For over 30 years they remained, ghost riders in the skies of our memories. But you can’t keep a good galoot down, and into town rode the sons of those pioneers, headed by Joaquin Phoenix Walking the Line in 2005, Robert Duval winning a Best Actor Oscar in 1983’s “Tender Mercies,” and the even more disheveled Jeff Brides, riding “Crazy Heart” and tying up at the Visulite Corral in Staunton on Feb. 5.
Robert Duval and Maggie Gyllenhaal co-star, making this a win/win movie double bill no matter how you deal your tender hearts or crazy mercies. Both films sport superlative acting performances and both have already won impressive awards, including the recent Golden Globes and the Screen Actors Guild.
Jeff Bridges, as faded as an old pair of Levi’s, plays a country-western singer named Bad Blake, nearing the end of his career.
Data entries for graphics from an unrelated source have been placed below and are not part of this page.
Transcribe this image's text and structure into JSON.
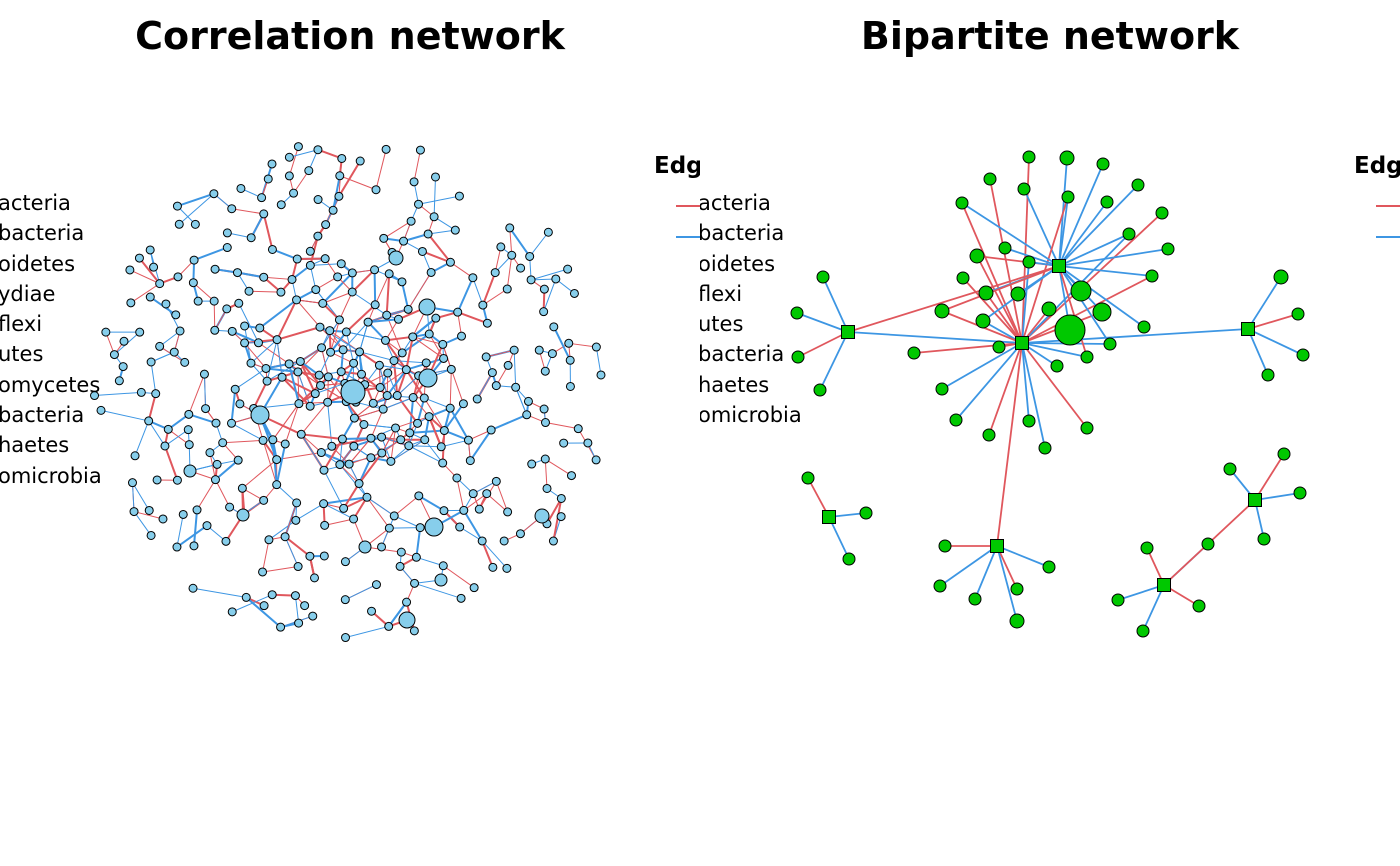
{
  "colors": {
    "positive_edge": "#e0575d",
    "negative_edge": "#3d96e3",
    "correlation_node": "#87ceeb",
    "bipartite_node": "#00c800",
    "node_border": "#000000"
  },
  "left_panel": {
    "title": "Correlation network",
    "legend_title": "Edg",
    "phyla": [
      "acteria",
      "bacteria",
      "oidetes",
      "ydiae",
      "flexi",
      "utes",
      "omycetes",
      "bacteria",
      "haetes",
      "omicrobia"
    ]
  },
  "right_panel": {
    "title": "Bipartite network",
    "legend_title": "Edg",
    "phyla": [
      "acteria",
      "bacteria",
      "oidetes",
      "flexi",
      "utes",
      "bacteria",
      "haetes",
      "omicrobia"
    ]
  }
}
He travels around playing bowling alley bars and one-night stands, trudging across America in a beat-up old pickup truck.
Along comes a music journalist, single mom Maggie Gyllenhaal, and after an interview they make beautiful after-hours music together. She’s wary but he’s quickly involved with her but they split after a harrowing lost-child incident due to his boozing.
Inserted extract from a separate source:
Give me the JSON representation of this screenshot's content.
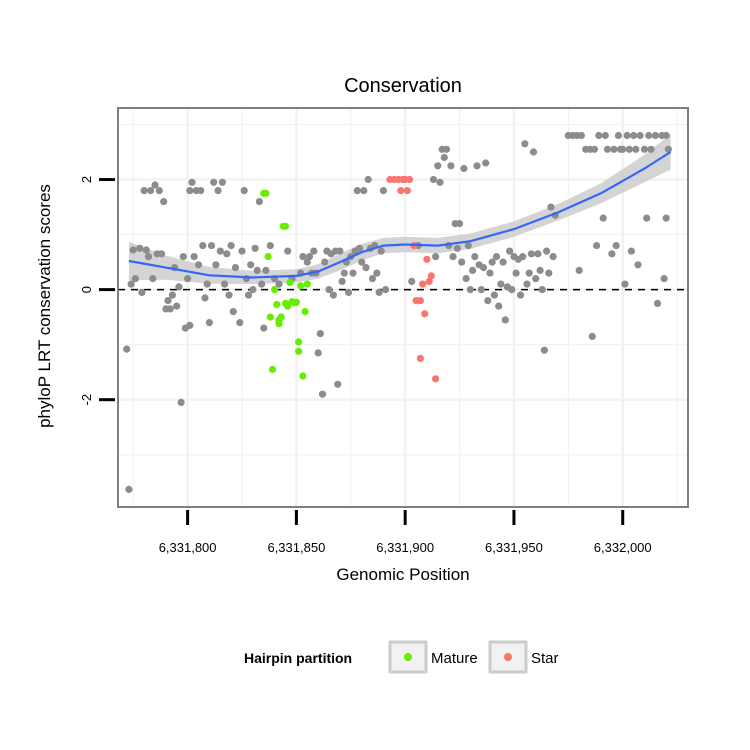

Colin Farrell shows up as Bad’s former friend, with the chance to rebuild some bridges, offering the old geezer the opportunity to open for him on the road. The film then follows the unlikely love affair atwixt Maggie and Jeff, with Duval chiming in as an old pal of our battered hero.
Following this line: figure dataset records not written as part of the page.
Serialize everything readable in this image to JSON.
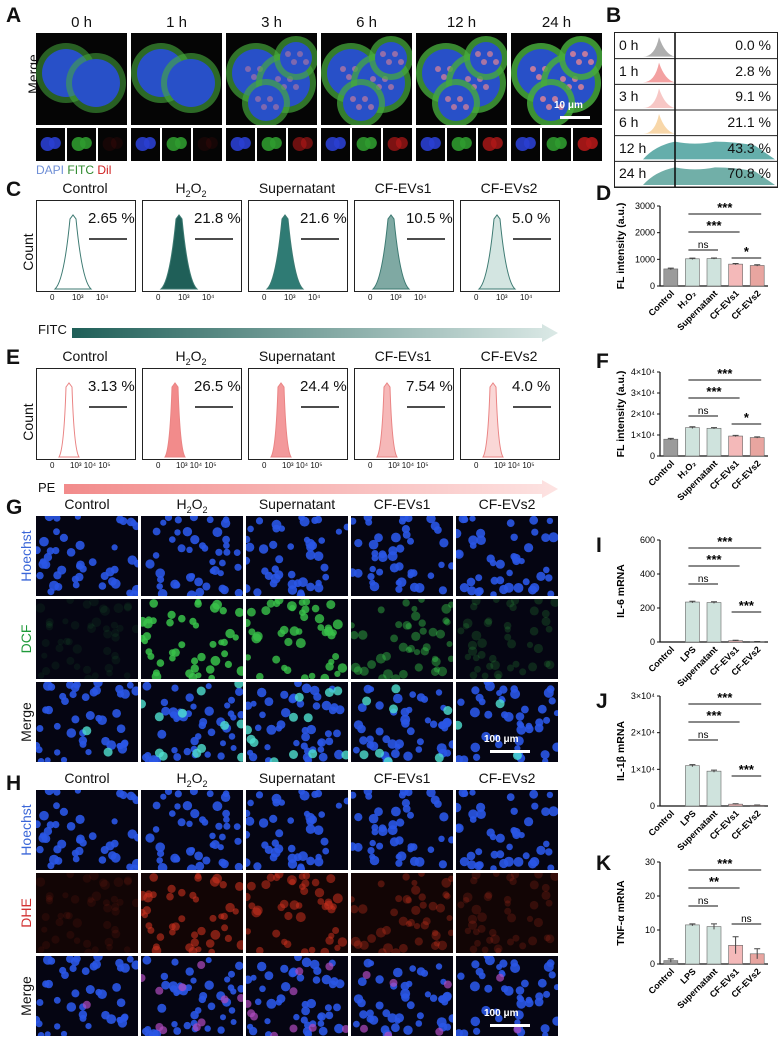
{
  "panels": {
    "A": "A",
    "B": "B",
    "C": "C",
    "D": "D",
    "E": "E",
    "F": "F",
    "G": "G",
    "H": "H",
    "I": "I",
    "J": "J",
    "K": "K"
  },
  "panelA": {
    "times": [
      "0 h",
      "1 h",
      "3 h",
      "6 h",
      "12 h",
      "24 h"
    ],
    "row_label": "Merge",
    "scale": "10 μm",
    "legend": {
      "dapi": "DAPI",
      "fitc": "FITC",
      "dil": "Dil"
    }
  },
  "panelB": {
    "times": [
      "0 h",
      "1 h",
      "3 h",
      "6 h",
      "12 h",
      "24 h"
    ],
    "percents": [
      "0.0 %",
      "2.8 %",
      "9.1 %",
      "21.1 %",
      "43.3 %",
      "70.8 %"
    ],
    "colors": [
      "#9a9a9a",
      "#f08a8a",
      "#f5b9b6",
      "#f6cd93",
      "#3e9a96",
      "#4e9b92"
    ]
  },
  "panelC": {
    "groups": [
      "Control",
      "H2O2",
      "Supernatant",
      "CF-EVs1",
      "CF-EVs2"
    ],
    "percents": [
      "2.65 %",
      "21.8 %",
      "21.6 %",
      "10.5 %",
      "5.0 %"
    ],
    "ylabel": "Count",
    "xlabel": "FITC",
    "ticks": [
      "0",
      "10³",
      "10⁴"
    ],
    "fill": [
      "#ffffff",
      "#1f5f58",
      "#2f7b74",
      "#7fa9a3",
      "#d3e5e1"
    ]
  },
  "panelE": {
    "groups": [
      "Control",
      "H2O2",
      "Supernatant",
      "CF-EVs1",
      "CF-EVs2"
    ],
    "percents": [
      "3.13 %",
      "26.5 %",
      "24.4 %",
      "7.54 %",
      "4.0 %"
    ],
    "ylabel": "Count",
    "xlabel": "PE",
    "ticks": [
      "0",
      "10³ 10⁴ 10⁵"
    ],
    "fill": [
      "#ffffff",
      "#f28b8b",
      "#f3999b",
      "#f6b8b8",
      "#fad7d6"
    ]
  },
  "h2o2_label": {
    "base": "H",
    "sub": "2",
    "mid": "O",
    "sub2": "2"
  },
  "panelG": {
    "groups": [
      "Control",
      "H2O2",
      "Supernatant",
      "CF-EVs1",
      "CF-EVs2"
    ],
    "rows": [
      "Hoechst",
      "DCF",
      "Merge"
    ],
    "scale": "100 μm"
  },
  "panelH": {
    "groups": [
      "Control",
      "H2O2",
      "Supernatant",
      "CF-EVs1",
      "CF-EVs2"
    ],
    "rows": [
      "Hoechst",
      "DHE",
      "Merge"
    ],
    "scale": "100 μm"
  },
  "chart_data": [
    {
      "panel": "D",
      "type": "bar",
      "categories": [
        "Control",
        "H2O2",
        "Supernatant",
        "CF-EVs1",
        "CF-EVs2"
      ],
      "values": [
        640,
        1020,
        1030,
        820,
        770
      ],
      "errors": [
        30,
        25,
        20,
        25,
        25
      ],
      "colors": [
        "#9b9b9b",
        "#cfe3dd",
        "#cfe3dd",
        "#f4b9b9",
        "#e8a5a0"
      ],
      "ylabel": "FL intensity (a.u.)",
      "ylim": [
        0,
        3000
      ],
      "yticks": [
        "0",
        "1000",
        "2000",
        "3000"
      ],
      "sig": [
        "***",
        "***",
        "ns",
        "*"
      ]
    },
    {
      "panel": "F",
      "type": "bar",
      "categories": [
        "Control",
        "H2O2",
        "Supernatant",
        "CF-EVs1",
        "CF-EVs2"
      ],
      "values": [
        8000,
        13500,
        13200,
        9500,
        8800
      ],
      "errors": [
        400,
        400,
        300,
        300,
        300
      ],
      "colors": [
        "#9b9b9b",
        "#cfe3dd",
        "#cfe3dd",
        "#f4b9b9",
        "#e8a5a0"
      ],
      "ylabel": "FL intensity (a.u.)",
      "ylim": [
        0,
        40000
      ],
      "yticks": [
        "0",
        "1×10⁴",
        "2×10⁴",
        "3×10⁴",
        "4×10⁴"
      ],
      "sig": [
        "***",
        "***",
        "ns",
        "*"
      ]
    },
    {
      "panel": "I",
      "type": "bar",
      "categories": [
        "Control",
        "LPS",
        "Supernatant",
        "CF-EVs1",
        "CF-EVs2"
      ],
      "values": [
        0,
        235,
        232,
        8,
        2
      ],
      "errors": [
        0,
        5,
        5,
        2,
        1
      ],
      "colors": [
        "#9b9b9b",
        "#cfe3dd",
        "#cfe3dd",
        "#f4b9b9",
        "#e8a5a0"
      ],
      "ylabel": "IL-6 mRNA",
      "ylim": [
        0,
        600
      ],
      "yticks": [
        "0",
        "200",
        "400",
        "600"
      ],
      "sig": [
        "***",
        "***",
        "ns",
        "***"
      ]
    },
    {
      "panel": "J",
      "type": "bar",
      "categories": [
        "Control",
        "LPS",
        "Supernatant",
        "CF-EVs1",
        "CF-EVs2"
      ],
      "values": [
        0,
        11000,
        9500,
        500,
        200
      ],
      "errors": [
        0,
        300,
        300,
        100,
        80
      ],
      "colors": [
        "#9b9b9b",
        "#cfe3dd",
        "#cfe3dd",
        "#f4b9b9",
        "#e8a5a0"
      ],
      "ylabel": "IL-1β mRNA",
      "ylim": [
        0,
        30000
      ],
      "yticks": [
        "0",
        "1×10⁴",
        "2×10⁴",
        "3×10⁴"
      ],
      "sig": [
        "***",
        "***",
        "ns",
        "***"
      ]
    },
    {
      "panel": "K",
      "type": "bar",
      "categories": [
        "Control",
        "LPS",
        "Supernatant",
        "CF-EVs1",
        "CF-EVs2"
      ],
      "values": [
        1,
        11.5,
        11,
        5.5,
        3
      ],
      "errors": [
        0.5,
        0.3,
        0.8,
        2.5,
        1.5
      ],
      "colors": [
        "#9b9b9b",
        "#cfe3dd",
        "#cfe3dd",
        "#f4b9b9",
        "#e8a5a0"
      ],
      "ylabel": "TNF-α mRNA",
      "ylim": [
        0,
        30
      ],
      "yticks": [
        "0",
        "10",
        "20",
        "30"
      ],
      "sig": [
        "***",
        "**",
        "ns",
        "ns"
      ]
    }
  ]
}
This top-notch cast is directed by first-timer Scott Cooper who also wrote the screenplay. Bridges does his own singing and guitar-pluckin’, using the marvelous country western songs of T-Bone Burnett.
Oscar voters love mavericks, and Bridges should have a good shot at picking up one of those little golden statues. His performance is subtle, and you’ll love him despite yourself.
COMING ATTRACTIONS: Fans of Clint Eastwood (and we are legion) will be saving their pennies up for the release, on Feb. 16, of “Clint Eastwood: 35 Films 35 Years at Warner Bros.” It’s a fancy DVD collection with plenty of extras.